A three-judge panel of the US Court of Appeals for the District of Columbia Circuit ruled 2-1 last month that the racketeering statute (known as Rico) under which the case was filed required "forward-looking remedies" and seeking the money was not one.
In asking the full appeals court to hear the case, the Justice Department Argued on Friday that the panel's decision was out of step with legal precedents and could damage the strength of the racketeering law designed to prosecute mobsters.
"The statute involved is the government's most potent weapon for combating organised crime and the issue arises in the biggest civil Rico action the government has ever brought," the Justice Department wrote in its filing.

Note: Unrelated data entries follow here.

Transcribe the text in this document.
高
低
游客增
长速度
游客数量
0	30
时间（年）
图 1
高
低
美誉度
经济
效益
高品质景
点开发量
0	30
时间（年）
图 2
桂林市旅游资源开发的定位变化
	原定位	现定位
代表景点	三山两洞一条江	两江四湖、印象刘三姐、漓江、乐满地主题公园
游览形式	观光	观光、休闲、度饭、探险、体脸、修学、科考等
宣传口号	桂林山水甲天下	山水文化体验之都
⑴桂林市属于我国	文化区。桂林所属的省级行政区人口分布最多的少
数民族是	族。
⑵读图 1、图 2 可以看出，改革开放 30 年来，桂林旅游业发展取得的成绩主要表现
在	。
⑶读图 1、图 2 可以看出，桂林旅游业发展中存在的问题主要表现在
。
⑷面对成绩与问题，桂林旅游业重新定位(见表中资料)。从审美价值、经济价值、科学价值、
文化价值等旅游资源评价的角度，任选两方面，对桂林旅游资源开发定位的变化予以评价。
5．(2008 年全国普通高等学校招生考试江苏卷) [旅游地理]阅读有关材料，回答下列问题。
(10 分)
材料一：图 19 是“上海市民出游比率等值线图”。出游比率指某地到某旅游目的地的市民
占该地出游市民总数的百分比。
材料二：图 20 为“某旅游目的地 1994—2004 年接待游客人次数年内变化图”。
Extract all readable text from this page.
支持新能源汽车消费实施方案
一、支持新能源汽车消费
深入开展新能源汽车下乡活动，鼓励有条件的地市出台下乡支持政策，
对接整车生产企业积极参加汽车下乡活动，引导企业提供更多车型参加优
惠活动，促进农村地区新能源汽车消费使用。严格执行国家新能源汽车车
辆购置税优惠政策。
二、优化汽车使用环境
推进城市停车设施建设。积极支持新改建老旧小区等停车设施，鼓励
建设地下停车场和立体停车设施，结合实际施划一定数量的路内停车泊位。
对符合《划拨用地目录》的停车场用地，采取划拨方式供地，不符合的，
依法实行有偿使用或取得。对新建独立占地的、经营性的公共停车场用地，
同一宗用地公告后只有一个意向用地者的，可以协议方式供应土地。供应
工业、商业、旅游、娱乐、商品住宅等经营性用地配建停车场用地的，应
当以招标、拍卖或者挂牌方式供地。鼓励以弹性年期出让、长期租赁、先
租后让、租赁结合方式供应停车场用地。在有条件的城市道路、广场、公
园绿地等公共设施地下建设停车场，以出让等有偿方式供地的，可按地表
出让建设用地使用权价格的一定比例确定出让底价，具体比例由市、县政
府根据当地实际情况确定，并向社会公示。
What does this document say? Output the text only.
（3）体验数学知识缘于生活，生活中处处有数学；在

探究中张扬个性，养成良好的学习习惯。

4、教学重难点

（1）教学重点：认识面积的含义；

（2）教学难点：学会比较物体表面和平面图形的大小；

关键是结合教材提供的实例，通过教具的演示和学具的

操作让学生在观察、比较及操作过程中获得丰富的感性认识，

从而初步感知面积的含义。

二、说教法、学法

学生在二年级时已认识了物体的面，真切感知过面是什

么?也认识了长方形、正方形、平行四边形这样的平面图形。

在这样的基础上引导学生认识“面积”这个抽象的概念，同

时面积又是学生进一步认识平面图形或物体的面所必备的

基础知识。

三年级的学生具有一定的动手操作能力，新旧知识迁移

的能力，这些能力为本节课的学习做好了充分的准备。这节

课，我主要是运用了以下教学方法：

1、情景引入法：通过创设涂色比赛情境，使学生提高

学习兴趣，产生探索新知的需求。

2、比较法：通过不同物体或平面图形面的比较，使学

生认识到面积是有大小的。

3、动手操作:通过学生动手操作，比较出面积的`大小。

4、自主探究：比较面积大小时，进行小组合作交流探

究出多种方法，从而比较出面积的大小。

The department sued major US tobacco companies in 1999, alleging the tobacco industry engaged in a five-decade conspiracy to conceal the health dangers of smoking.
End of claim?
In addition to seeking $280 billion, the government has asked US District Judge Gladys Kessler to impose other penalties, including requiring the companies to pay for smoking cessation programmes and public education campaigns about the dangers of smoking.
Construed broadly, however, last month's decision could eliminate the ability to impose any penalties aimed at curing the effects of past fraudulent activities, the Justice Department said.
The defendants in the lawsuit are Philip Morris and its parent company Altria Group as well as RJ Reynolds Tobacco, Brown & Williamson Tobacco, British American Tobacco, Lorillard Tobacco, Liggett Group, Counsel for Tobacco Research and the Tobacco Institute.